Dihexa is a chemically modified hexapeptide derivative engineered from the cognition-relevant fragment of angiotensin IV by Joseph Harding's laboratory at Washington State University ([McCoy et al., *J Pharmacol Exp Ther* 2013, 344:141–154](https://doi.org/10.1124/jpet.112.199497)). The modifications — an N-terminal hexanoyl group and a C-terminal 6-aminohexanoic acid extension — were designed to increase lipophilicity and protect against enzymatic degradation, producing a metabolically stable, orally active, blood-brain-barrier-permeant analog. Mechanistically, the cognitive activity of angiotensin IV had originally been attributed to the AT4 receptor; the Harding group's later work demonstrated that the relevant target is actually the hepatocyte growth factor (HGF) receptor c-Met. Dihexa binds HGF with high affinity and potentiates HGF activity at c-Met, driving downstream PI3K/Akt signaling and synaptogenesis. In cell-culture assays the group reported synapse-formation activity orders of magnitude greater than equivalent concentrations of brain-derived neurotrophic factor — the much-quoted "10 million times more potent than BDNF" framing originates here, and applies specifically to a synaptogenesis-in-culture endpoint, not to broad cognitive efficacy in vivo.

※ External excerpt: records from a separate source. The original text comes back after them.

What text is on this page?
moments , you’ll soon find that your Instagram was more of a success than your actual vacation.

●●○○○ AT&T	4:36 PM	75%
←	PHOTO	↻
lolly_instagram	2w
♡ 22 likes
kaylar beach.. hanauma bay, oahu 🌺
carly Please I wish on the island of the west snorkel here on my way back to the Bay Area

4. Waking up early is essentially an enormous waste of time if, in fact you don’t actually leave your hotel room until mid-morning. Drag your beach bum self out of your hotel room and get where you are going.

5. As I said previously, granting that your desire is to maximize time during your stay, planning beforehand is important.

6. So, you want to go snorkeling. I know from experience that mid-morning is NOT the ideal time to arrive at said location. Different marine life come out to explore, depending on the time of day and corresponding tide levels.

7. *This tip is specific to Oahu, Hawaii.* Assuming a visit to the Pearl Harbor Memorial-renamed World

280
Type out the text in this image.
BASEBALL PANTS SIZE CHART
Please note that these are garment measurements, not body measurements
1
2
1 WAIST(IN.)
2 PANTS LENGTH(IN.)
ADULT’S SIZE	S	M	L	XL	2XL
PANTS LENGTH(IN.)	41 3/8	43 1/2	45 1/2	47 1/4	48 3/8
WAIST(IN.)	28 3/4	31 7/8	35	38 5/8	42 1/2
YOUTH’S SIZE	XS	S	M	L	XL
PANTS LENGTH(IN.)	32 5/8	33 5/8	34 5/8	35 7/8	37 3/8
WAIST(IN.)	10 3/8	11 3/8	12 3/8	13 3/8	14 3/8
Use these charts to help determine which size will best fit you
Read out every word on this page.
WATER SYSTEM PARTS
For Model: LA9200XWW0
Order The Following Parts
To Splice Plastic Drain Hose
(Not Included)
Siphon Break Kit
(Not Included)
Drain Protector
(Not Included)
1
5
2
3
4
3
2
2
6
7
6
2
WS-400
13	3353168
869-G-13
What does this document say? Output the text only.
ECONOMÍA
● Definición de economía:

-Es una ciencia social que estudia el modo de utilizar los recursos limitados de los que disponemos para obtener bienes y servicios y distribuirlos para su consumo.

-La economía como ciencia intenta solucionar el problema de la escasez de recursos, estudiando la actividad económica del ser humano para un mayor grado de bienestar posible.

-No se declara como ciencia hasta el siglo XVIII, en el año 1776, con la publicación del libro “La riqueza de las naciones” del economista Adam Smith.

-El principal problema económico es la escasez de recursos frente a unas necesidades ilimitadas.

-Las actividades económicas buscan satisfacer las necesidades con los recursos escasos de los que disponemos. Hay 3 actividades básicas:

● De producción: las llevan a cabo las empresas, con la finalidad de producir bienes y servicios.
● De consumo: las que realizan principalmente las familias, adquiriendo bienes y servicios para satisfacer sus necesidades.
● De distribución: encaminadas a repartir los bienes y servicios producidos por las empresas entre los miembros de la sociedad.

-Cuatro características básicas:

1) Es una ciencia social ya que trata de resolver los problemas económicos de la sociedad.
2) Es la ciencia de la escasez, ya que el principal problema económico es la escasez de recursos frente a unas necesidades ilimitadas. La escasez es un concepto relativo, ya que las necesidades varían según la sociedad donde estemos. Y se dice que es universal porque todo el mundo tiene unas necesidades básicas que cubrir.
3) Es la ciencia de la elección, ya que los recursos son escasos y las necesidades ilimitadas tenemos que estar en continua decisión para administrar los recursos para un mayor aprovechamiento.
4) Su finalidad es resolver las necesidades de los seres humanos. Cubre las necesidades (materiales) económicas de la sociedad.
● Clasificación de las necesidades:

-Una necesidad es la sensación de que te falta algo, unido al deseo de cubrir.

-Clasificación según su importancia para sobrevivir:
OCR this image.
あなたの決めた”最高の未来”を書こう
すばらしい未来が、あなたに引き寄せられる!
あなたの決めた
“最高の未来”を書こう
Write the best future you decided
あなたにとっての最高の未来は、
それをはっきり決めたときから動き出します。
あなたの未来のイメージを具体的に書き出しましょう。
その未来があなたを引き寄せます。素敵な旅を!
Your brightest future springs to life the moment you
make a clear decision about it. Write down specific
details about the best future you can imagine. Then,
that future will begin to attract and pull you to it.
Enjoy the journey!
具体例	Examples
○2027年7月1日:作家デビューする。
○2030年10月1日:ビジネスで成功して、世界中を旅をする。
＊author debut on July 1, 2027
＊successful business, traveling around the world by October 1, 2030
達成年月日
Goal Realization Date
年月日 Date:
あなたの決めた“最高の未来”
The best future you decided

Dihexa is the cognitive peptide on this list with the largest gap between preclinical promise and human evidence, and the page covers that gap rather than the marketing version of it. The preclinical evidence is genuine and substantial. McCoy and colleagues' 2013 design paper documented antidementia activity in scopolamine-induced cognitive deficit models in rats, restored Morris water maze performance in aged rats, and marked synaptogenic activity in hippocampal cultures. Subsequent work from the same lineage extended the c-Met-dependence story (Benoist et al. 2014, *Journal of Pharmacology and Experimental Therapeutics*) and added evidence in APP/PS1 transgenic Alzheimer's mouse models. The molecule was developed with a clinical eye toward Alzheimer's disease and, separately, traumatic brain injury. The clinical translation never happened. There are no published human trials of Dihexa for any indication — not Alzheimer's, not cognitive enhancement, not neurodegeneration broadly. The original Harding-lab program licensed the molecule to small-cap biopharma companies that did not advance it past preclinical work. What exists in the practitioner and self-experimenter market today is sourced entirely outside any IND or regulatory program, with the corresponding sourcing-quality concerns. The "10 million times more potent than BDNF" headline that drives recreational interest is a real cell-culture finding, but its applicability to a person taking oral Dihexa for cognitive enhancement is a chain of inferences that the published evidence base does not support. The honest framing is this: Dihexa is a serious neuroscience research compound with a credible mechanistic story and a real preclinical track record, and the public conversation about Dihexa as a cognitive enhancer rests almost entirely on that preclinical work. There is no human safety database, no human efficacy data, and no established dose. Anyone considering use is acting on rodent inference and self-experiment-tier reports, and the page should be read accordingly.